Shortly after Congress enacted Title V, EPA promulgated regulations that created a narrow defense for stationary sources that exceed their emission limitations due to an emergency event. See 57 Fed. Reg. 32250, 32306 (1992) (establishing affirmative defense for holders of state-issued Title V permits); 61 Fed. Reg. 34202, 34239 (1996) (extending affirmative defense to holders of federally issued permits). These regulations created “an affirmative defense to an action brought for noncompliance with … technology-based emission limitations” during an emergency. 40 C.F.R. § 70.6(g)(2) (2022). The regulations defined an emergency as “any situation arising from sudden and reasonably unforeseeable events beyond the control of the source, including acts of God,” that “causes the source to exceed a technology-based emission 4 limitation under the permit, due to unavoidable increases in emissions attributable to the emergency.” Id. § 70.6(g)(1) (2022). To qualify for the defense, the permittee was required to prove that “[a]n emergency occurred,” that the facility was “being properly operated,” and that the permittee had taken “all reasonable steps” to minimize excess emissions during the emergency. Id. § 70.6(g)(3) (2022). If the defense applied, a permittee would not be found in violation of the Clean Air Act for exceeding its emission limitations. Id. § 70.6(g)(2) (2022).

For decades, EPA retained the Title V affirmative defense for emergencies. In 2016, however, EPA proposed rescinding the defense on the ground that it unlawfully encroached on the judiciary’s role to impose “any appropriate civil penalties” for Clean Air Act violations. 42 U.S.C. § 7604(a); see 81 Fed. Reg. 38645, 38648–49 (2016) (discussing NRDC v. EPA, 749 F.3d 1055 (D.C. Cir. 2014)). In the alternative, EPA concluded the defense was unlawful because it operated as an exemption from otherwise applicable emission limitations, rendering those limitations non-continuous in violation of 42 U.S.C. § 7602(k). 81 Fed. Reg. at 38648 n.12 (discussing Sierra Club v. EPA, 551 F.3d 1019 (D.C. Cir. 2008)). EPA rescinded the defense in a final rule issued in 2023. 88 Fed. Reg. 47029, 47030–31 (2023).

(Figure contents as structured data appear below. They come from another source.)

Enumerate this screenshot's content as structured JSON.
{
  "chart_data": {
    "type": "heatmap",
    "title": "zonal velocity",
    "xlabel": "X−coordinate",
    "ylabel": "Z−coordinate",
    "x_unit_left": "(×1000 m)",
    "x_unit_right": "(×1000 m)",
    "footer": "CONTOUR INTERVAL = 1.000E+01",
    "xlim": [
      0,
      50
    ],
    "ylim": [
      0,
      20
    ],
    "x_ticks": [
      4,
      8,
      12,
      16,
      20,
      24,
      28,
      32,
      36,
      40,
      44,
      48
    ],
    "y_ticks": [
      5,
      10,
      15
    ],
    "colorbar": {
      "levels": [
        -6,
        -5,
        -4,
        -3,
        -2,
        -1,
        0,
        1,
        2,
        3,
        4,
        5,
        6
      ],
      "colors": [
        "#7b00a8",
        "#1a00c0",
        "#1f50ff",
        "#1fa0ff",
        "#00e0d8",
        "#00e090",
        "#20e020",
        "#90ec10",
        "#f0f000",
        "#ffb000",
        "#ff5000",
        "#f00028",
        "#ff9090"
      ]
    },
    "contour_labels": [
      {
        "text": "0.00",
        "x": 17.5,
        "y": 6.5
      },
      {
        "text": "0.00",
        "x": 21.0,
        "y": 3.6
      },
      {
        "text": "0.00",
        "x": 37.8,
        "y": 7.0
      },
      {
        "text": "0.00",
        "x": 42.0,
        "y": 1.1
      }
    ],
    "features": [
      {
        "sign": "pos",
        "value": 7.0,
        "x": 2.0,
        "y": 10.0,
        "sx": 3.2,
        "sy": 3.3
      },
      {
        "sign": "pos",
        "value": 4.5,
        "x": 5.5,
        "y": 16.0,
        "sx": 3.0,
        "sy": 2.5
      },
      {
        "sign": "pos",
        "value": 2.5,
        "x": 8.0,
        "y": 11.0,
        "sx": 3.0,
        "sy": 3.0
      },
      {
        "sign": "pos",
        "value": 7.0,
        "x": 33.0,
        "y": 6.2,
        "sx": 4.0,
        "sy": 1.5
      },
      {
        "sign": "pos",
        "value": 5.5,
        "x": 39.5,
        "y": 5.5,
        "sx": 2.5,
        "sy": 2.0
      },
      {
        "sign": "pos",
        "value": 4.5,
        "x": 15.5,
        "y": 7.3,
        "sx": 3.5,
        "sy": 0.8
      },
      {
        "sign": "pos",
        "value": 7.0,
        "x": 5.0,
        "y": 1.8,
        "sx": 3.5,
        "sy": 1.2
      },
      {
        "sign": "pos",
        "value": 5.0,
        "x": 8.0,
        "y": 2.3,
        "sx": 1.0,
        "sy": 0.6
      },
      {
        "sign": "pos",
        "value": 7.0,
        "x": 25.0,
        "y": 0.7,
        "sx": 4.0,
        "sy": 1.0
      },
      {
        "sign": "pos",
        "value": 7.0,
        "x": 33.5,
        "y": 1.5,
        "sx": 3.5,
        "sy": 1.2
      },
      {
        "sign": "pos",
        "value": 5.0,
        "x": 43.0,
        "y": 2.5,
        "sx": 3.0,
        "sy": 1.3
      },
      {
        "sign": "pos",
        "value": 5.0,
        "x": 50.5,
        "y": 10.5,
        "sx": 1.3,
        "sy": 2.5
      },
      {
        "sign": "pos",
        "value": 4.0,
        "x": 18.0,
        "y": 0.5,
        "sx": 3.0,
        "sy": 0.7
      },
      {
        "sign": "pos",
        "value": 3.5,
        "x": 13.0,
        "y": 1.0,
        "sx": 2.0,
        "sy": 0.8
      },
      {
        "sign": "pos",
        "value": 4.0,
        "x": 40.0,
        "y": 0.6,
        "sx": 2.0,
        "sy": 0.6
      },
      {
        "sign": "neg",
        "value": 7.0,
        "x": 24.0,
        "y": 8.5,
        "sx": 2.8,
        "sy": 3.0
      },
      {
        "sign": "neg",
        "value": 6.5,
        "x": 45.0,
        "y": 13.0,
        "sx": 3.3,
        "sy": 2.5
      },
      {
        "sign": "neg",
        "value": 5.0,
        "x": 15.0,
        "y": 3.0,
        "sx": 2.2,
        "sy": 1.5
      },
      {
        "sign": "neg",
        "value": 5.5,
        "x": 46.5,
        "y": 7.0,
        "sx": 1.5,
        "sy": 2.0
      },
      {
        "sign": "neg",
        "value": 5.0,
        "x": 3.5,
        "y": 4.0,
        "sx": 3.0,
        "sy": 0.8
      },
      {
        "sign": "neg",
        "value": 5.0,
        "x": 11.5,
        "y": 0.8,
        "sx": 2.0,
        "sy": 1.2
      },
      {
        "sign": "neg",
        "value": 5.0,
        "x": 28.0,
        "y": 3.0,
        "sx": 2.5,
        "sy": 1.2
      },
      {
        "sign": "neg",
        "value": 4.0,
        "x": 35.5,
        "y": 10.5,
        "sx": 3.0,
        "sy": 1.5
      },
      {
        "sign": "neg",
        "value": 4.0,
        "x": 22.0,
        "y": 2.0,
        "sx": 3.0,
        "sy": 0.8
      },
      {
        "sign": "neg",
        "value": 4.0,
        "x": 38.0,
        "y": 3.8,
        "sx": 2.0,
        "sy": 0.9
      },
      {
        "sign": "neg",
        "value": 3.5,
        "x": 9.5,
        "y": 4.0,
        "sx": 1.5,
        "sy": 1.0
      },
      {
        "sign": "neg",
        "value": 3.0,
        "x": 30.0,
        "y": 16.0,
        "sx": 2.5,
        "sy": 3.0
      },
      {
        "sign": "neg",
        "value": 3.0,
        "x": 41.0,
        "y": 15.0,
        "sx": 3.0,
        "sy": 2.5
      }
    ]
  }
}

SSM Litigation Group (“SSM”), a coalition of trade associations some of whose members operate stationary sources of air pollution and hold Title V permits, petitioned for review.

II.

We begin, as we must, with our jurisdiction. We have exclusive jurisdiction over petitions challenging “any … nationally applicable regulations promulgated, or final action taken, by the [EPA] Administrator.” 42 U.S.C. § 7607(b). The 5 government and environmental intervenors maintain that SSM has failed to demonstrate standing. Because SSM is an association ultimately representing entities directly regulated under Title V, we conclude it has standing to challenge the rescission of the Title V affirmative defense.

A.

To demonstrate associational standing, “an organization must show that (1) its members would otherwise have standing to sue in their own right; (2) the interests it seeks to protect are germane to the organization’s purpose; and (3) neither the claim asserted nor the relief requested requires the participation of individual members in the lawsuit.” Int’l Dark-Sky Ass’n, Inc. v. FCC, 106 F.4th 1206, 1217 (D.C. Cir. 2024) (cleaned up). At the time SSM submitted its petition, the D.C.